Staying active in old age may help preserve your memory and thinking skills, a new study suggests, according to health24.
In fact, older people who were physically active kept their minds sharp, even if their brains showed signs of lesions or other markers linked to Alzheimer's disease or other dementias, researchers found.
"Physical activity may provide cognitive reserve" that helps preserve the brain even in the face of dementia, said lead researcher Dr Aron Buchman. He's professor of neurology at Rush University Medical Center in Chicago.
Lifestyle appears to play a major role in keeping the mind sharp as we age, he said. Other studies have found that keeping socially and mentally active also improves mental skills.
"Together, these suggest that a more active lifestyle, including physical, cognitive and social activities, may help maintain cognition in older adults," Buchman said.
Buchman said he doesn't know how these factors protect the brain, what kind of exercise is best, or how much is protective.

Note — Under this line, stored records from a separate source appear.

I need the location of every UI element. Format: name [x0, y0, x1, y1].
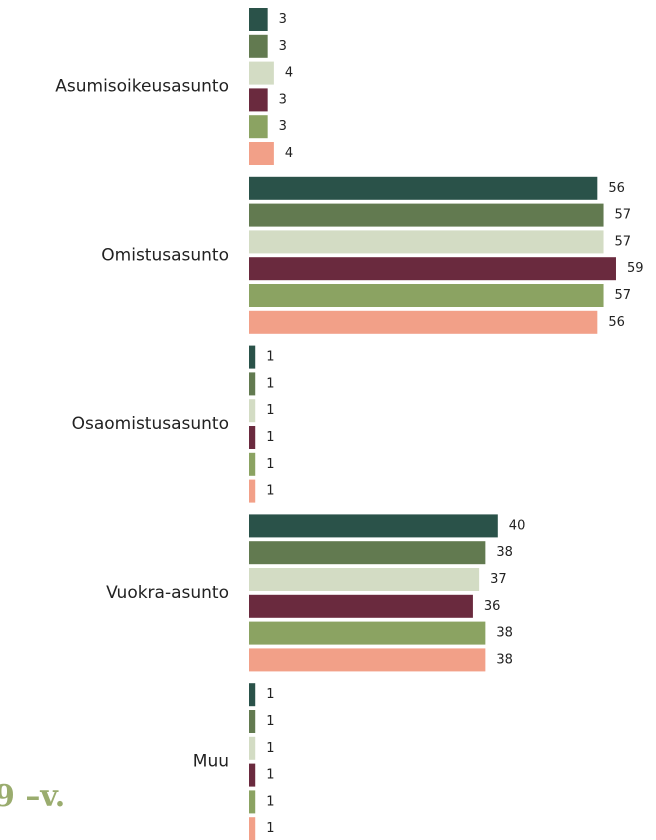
- bar: [249, 310, 598, 334]
- value-label: 57: [615, 208, 632, 223]
- bar: [249, 452, 256, 476]
- bar: [249, 284, 604, 307]
- bar: [249, 399, 256, 423]
- category-label: Omistusasunto: [101, 245, 229, 265]
- value-label: 38: [496, 545, 513, 560]
- bar: [249, 257, 616, 281]
- category-label: Vuokra-asunto: [106, 583, 229, 603]
- bar: [249, 621, 486, 645]
- value-label: 1: [266, 484, 274, 499]
- value-label: 3: [279, 119, 287, 134]
- bar: [249, 683, 256, 707]
- bar: [249, 479, 256, 503]
- value-label: 37: [490, 572, 507, 587]
- value-label: 1: [266, 457, 274, 472]
- bar: [249, 8, 268, 31]
- value-label: 3: [279, 92, 287, 107]
- value-label: 1: [266, 714, 274, 729]
- bar: [249, 115, 268, 139]
- bar: [249, 514, 498, 538]
- bar: [249, 426, 256, 449]
- category-label: Muu: [193, 752, 229, 772]
- value-label: 1: [266, 376, 274, 391]
- value-label: 57: [615, 288, 632, 303]
- bar: [249, 763, 256, 787]
- value-label: 1: [266, 768, 274, 783]
- value-label: 36: [484, 599, 501, 614]
- value-label: 1: [266, 794, 274, 809]
- bar: [249, 710, 256, 733]
- bar: [249, 648, 486, 672]
- value-label: 38: [496, 652, 513, 667]
- value-label: 57: [615, 234, 632, 249]
- category-label: Osaomistusasunto: [72, 414, 229, 434]
- value-label: 1: [266, 821, 274, 836]
- bar: [249, 568, 480, 591]
- bar: [249, 203, 604, 227]
- value-label: 38: [496, 626, 513, 641]
- value-label: 1: [266, 741, 274, 756]
- value-label: 1: [266, 430, 274, 445]
- value-label: 56: [608, 181, 625, 196]
- value-label: 40: [509, 518, 526, 533]
- bar: [249, 61, 274, 85]
- value-label: 1: [266, 403, 274, 418]
- value-label: 4: [285, 66, 293, 81]
- value-label: 59: [627, 261, 644, 276]
- bar: [249, 790, 256, 814]
- bar: [249, 88, 268, 112]
- value-label: 56: [608, 315, 625, 330]
- bar: [249, 34, 268, 58]
- value-label: 4: [285, 146, 293, 161]
- bar: [249, 142, 274, 165]
- annotation: 9 –v.: [0, 779, 65, 814]
- value-label: 1: [266, 687, 274, 702]
- bar: [249, 541, 486, 565]
- bar: [249, 736, 256, 760]
- value-label: 1: [266, 350, 274, 365]
- value-label: 3: [279, 39, 287, 54]
- value-label: 3: [279, 12, 287, 27]
- bar: [249, 817, 256, 840]
- category-label: Asumisoikeusasunto: [55, 77, 229, 97]
- bar: [249, 176, 598, 200]
- bar: [249, 594, 473, 618]
- bar: [249, 345, 256, 369]
- bar: [249, 230, 604, 254]
- bar: [249, 372, 256, 396]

Only an association was seen in the study, and more research is needed.
"Even if we don't have treatments for Alzheimer's disease, there's a benefit to having a more active lifestyle that can protect [the brain]," Buchman said.
Keith Fargo, director of scientific programmes and outreach for the Alzheimer's Association, agreed.
"In some sense, we don't care why it works," he said. "That it works is good enough."